Beethoven Piano Sonata No 29  in B flat, ‘Hammerklavier’, Op 106  Liszt Piano Sonata in B minor, S178  Haochen Zhang pf  BIS BIS2781 (SACD
Beethoven Piano Sonata No 29 in B flat, ‘Hammerklavier’, Op 106 Liszt Piano Sonata in B minor, S178 Haochen Zhang pf BIS BIS2781 (SACD

Haochen Zhang’s 2023 recording of Liszt’s Transcendental Études stands up to any. On this follow-up, he’s raised the stakes by choosing two works that are even more aesthetically challenging and more abundantly represented in the catalogue. The results, unfortunately, don’t leave quite as strong an impression.

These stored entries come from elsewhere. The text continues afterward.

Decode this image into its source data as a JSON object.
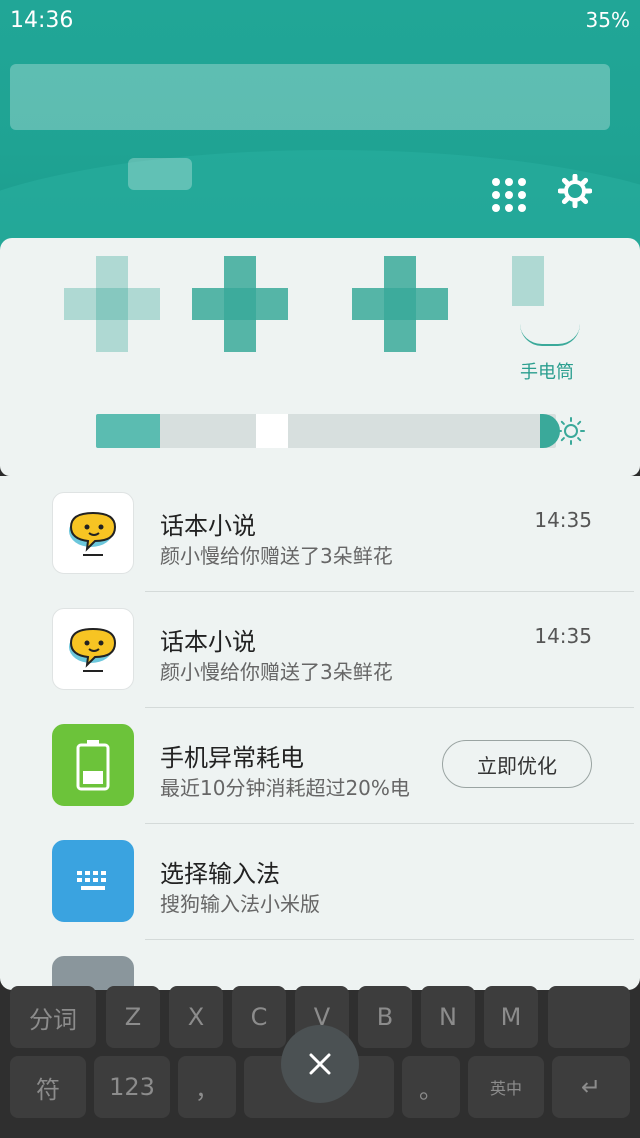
{
  "status_bar": {
    "time": "14:36",
    "battery": "35%"
  },
  "quick_settings": {
    "flashlight_label": "手电筒"
  },
  "notifications": [
    {
      "app_icon": "chat-bubble-face-icon",
      "title": "话本小说",
      "text": "颜小慢给你赠送了3朵鲜花",
      "time": "14:35"
    },
    {
      "app_icon": "chat-bubble-face-icon",
      "title": "话本小说",
      "text": "颜小慢给你赠送了3朵鲜花",
      "time": "14:35"
    },
    {
      "app_icon": "battery-icon",
      "title": "手机异常耗电",
      "text": "最近10分钟消耗超过20%电",
      "action_label": "立即优化"
    },
    {
      "app_icon": "keyboard-icon",
      "title": "选择输入法",
      "text": "搜狗输入法小米版"
    }
  ],
  "keyboard": {
    "row1": [
      "分词",
      "Z",
      "X",
      "C",
      "V",
      "B",
      "N",
      "M"
    ],
    "row2": [
      "符",
      "123",
      "，",
      "。",
      "英中"
    ]
  },
  "colors": {
    "accent": "#1fa393",
    "panel": "#eef3f2",
    "battery_green": "#6cc33a",
    "keyboard_blue": "#3aa3e0"
  }
}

True, there’s plenty to marvel at. His precision is stunning – the bounce he brings to the streams of notes in the finale of the Beethoven, the clarity he gives to the bel canto filigree in the Liszt, the assured voicing and dynamics throughout. Then, too, as his artistry develops, he’s ever more willing to step back from his brilliance to serve up subtler beauties: the low-pressure dreaminess that floats through the Adagio of the Beethoven (which dies out exquisitely), the feline grace of the fugue in the Liszt. And the way in which the quiet music melts away before that fugue arrives, like the redolence of Liszt’s closing page, may transport you.

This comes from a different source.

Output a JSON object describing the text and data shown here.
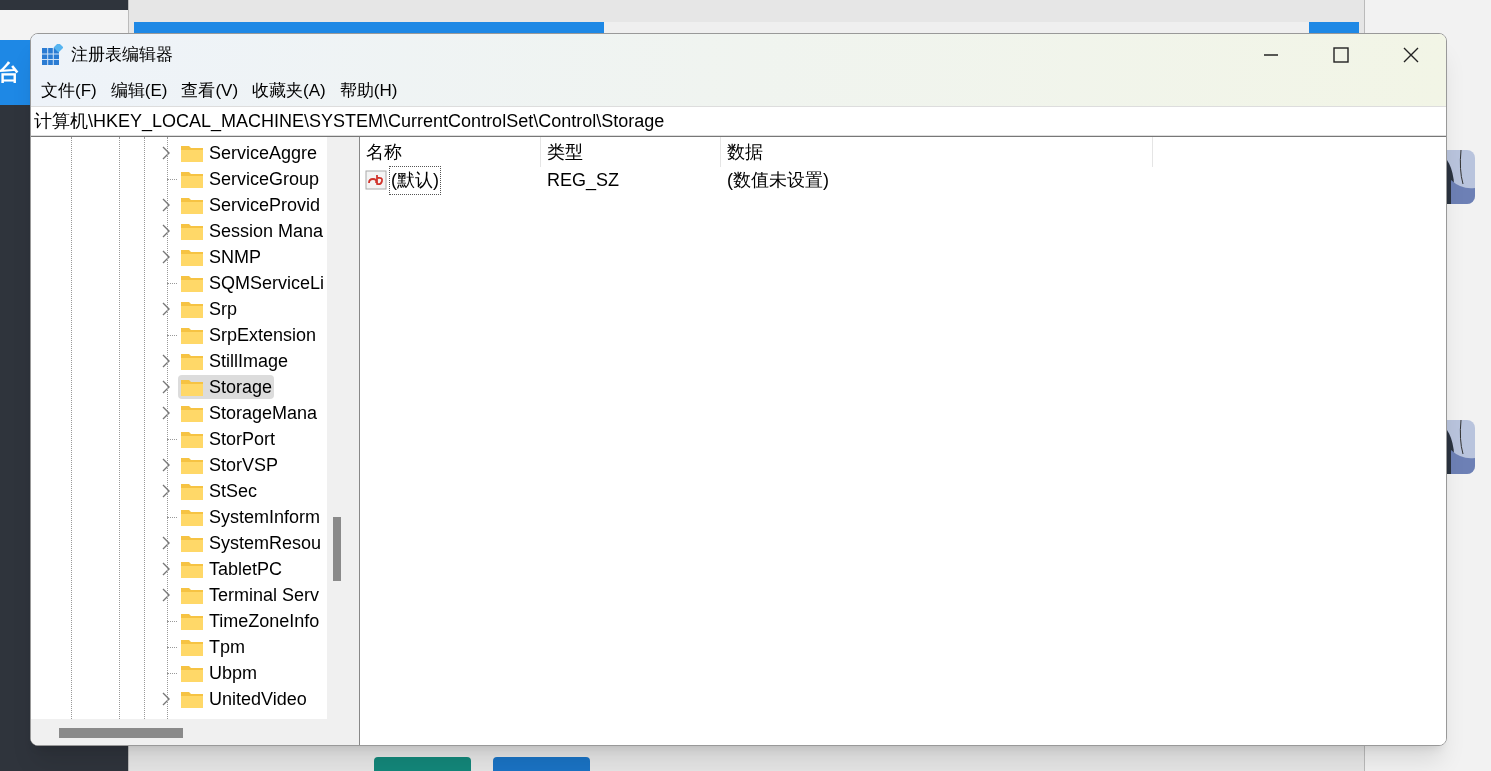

Yet offsetting Zhang’s power and polish are a series of interpretative oversights. Some are simply fleeting misfires. In particular, the surprising articulation and momentary tempo bending that work so well in his Transcendental Études sometimes seem arbitrary here. But others are more consequential miscalculations that obscure the music’s design. There’s not much sense of arrival when we get to the first-movement recapitulation in the Beethoven, for example. And his cursory treatment of the first statement of the Grandioso theme in the Liszt not only dilutes the majesty of the moment but also undercuts its later formal function.

Listen to Marc-André Hamelin, Sviatoslav Richter or Earl Wild (to mention just three radically different pianists who have taken on both of these works), and you’ll find deeper understanding of the music. Still, anyone who listens to Zhang will be amply rewarded, too.